We are regularly exposed to tragedy. Sometimes these are tragedies played out on a television screen thousands or tens of thousands of miles away and other times they are tragedies in our neighborhoods or our local churches. Strangely, some tragedies on the far side of the world make indelible impressions upon us while tragedies next door barely affect us. It has been my observation that the tragedies that make the deepest impression upon us tend to be the ones that we can most relate to. In some tragedies we see and feel ourselves and our own friends or family, and these are the ones that grieve us, the ones that move us to prayer or action or tears.

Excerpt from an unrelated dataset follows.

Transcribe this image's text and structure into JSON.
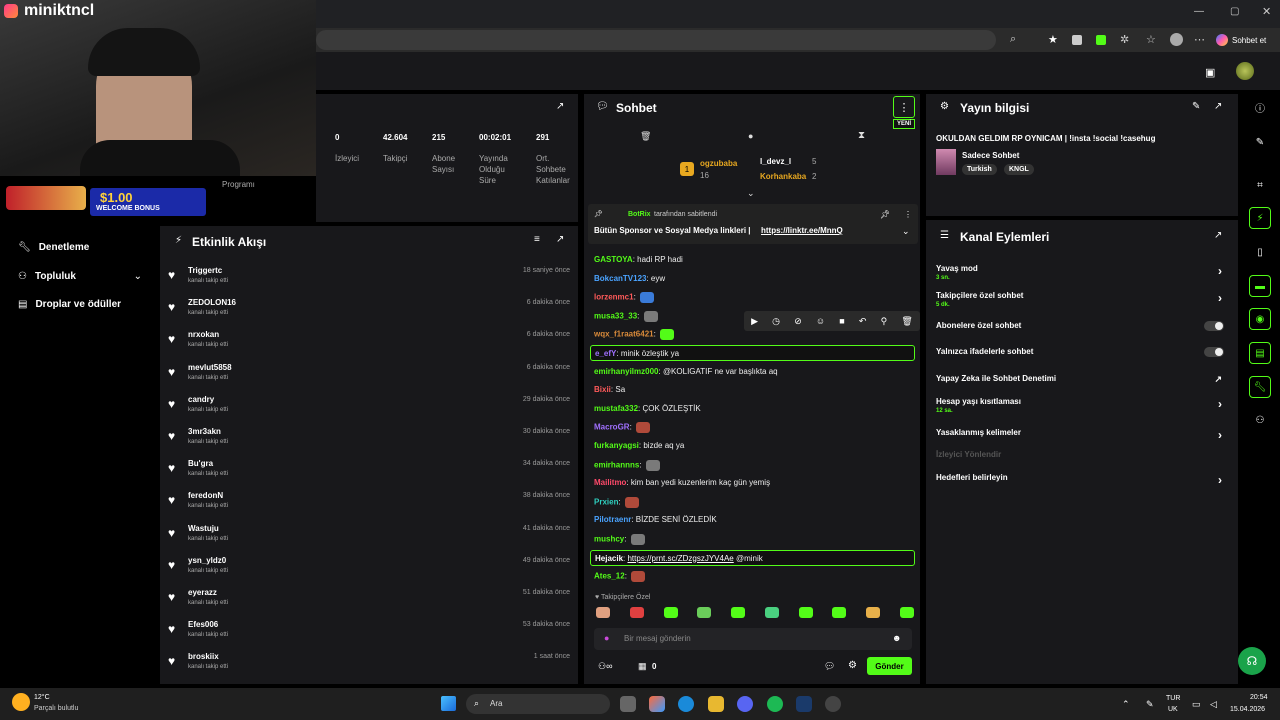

On the evening of May 6, Tim Bosma of Ancaster, Ontario, was doing the most mundane of things–he was attempting to sell his truck. He had advertised that his 2007 Dodge Ram pickup was for sale and two men had responded. His wife watched the truck pull out of the driveway as Tim took them on a test drive. She would never seen her husband again.
Eight days later police confirmed that they had found Bosma’s remains in a field, burned beyond recognition. Dellen Millard and Mark Smich, both residents of nearby suburbs of Toronto, have been charged with first-degree murder, but no one has been able to determine why they killed Bosma or why they would even want to. Millard was independently wealthy and had no clear financial need to steal a 6-year-old truck. In fact, just a day after he allegedly murdered Bosma he purchased a condo for over $600,000 in cash. Smich has a more extensive police record, but little that would obviously place him on the path to kidnapping, forcible confinement, murder, and the desecration of a body.
Bosma’s murder is a crime that makes no sense. It is a crime that has resonated with residents of Toronto and all of Ontario and it remains front-page and headline news across the city and province. And I am convinced that the story is resonating because Tim was so ordinary, so out-of-place in a situation like this. He was a normal guy doing a normal thing when he fell into the hands of evil people intent on doing him the worst kind of harm. Men look at him and realize that it could as easily have been them; women look at his broken-hearted wife and know that her anger could be their anger, her grief their grief, her loss their loss.
We can all relate to Tim, to his context, to his family, even though few of us ever met the man. He was a member of Ancaster Christian Reformed Church, a congregation that meets just down the street from where I lived for many years. His sister was a classmate at Ancaster High School. His friends were our friends. He was the guy who moved my in-law’s air conditioner when they renovated and the guy who just a few weeks ago was renovating the home of some friends from church. I didn’t know him, but I know so many people like him. I’m like him. He and I are not the kind of people who get inexplicably caught up in a crime like this one. These things happen to people who bring it upon themselves, not good, ordinary, unremarkable people.
On Wednesday Tim’s friends, family, church and hundreds of strangers gathered for a memorial service in his honor. It was broadcast across the country. The pastor called upon everyone there to see life as fleeting and death as the inevitable end of each one of us; he spoke of the hope Tim had found in Jesus Christ and the joy of a future heavenly reunion. The family grieved, mourning the loss of a man who was taken so harshly and so suddenly. Then the crowd drifted away and went back to their lives. The family went home without a father, husband, brother, son.
Tim’s death–really, Tim himself–has resonated in the hearts and minds of people in this area because in some way he represents us, the ordinary people, the unremarkable people. His murder reminds us that life, even at its most mundane, is dangerous, as long as there is such evil in the world. As his wife paid tribute to her husband at the memorial service she said “The devil led the vilest form of evil down our driveway and he smiled at me before driving Tim away.” There is evil is in this world and sometimes it smiles at us before destroying us. t smiles even while destroying us. But it doesn’t make sense. It doesn’t act in the way we want it to act.
I began writing this morning hoping to find something profound to say, something that might clarify this crime in my mind. But there is no making sense of it, for evil doesn’t play by our rules and doesn’t give us a satisfying explanation for its ways and deeds. If there is a glimmer of hope it must be this: the promise–the sure and steady promise–that even the most evil events do not escape the eye of the God who is good. If he sees the fall of the sparrow, how much more does he see and care about the death of a man made in his image. And if he assures us that there were redeeming purposes in a murder even more ghastly–the crucifixion of his own Son–we can believe there must be greater purposes in this murder as well.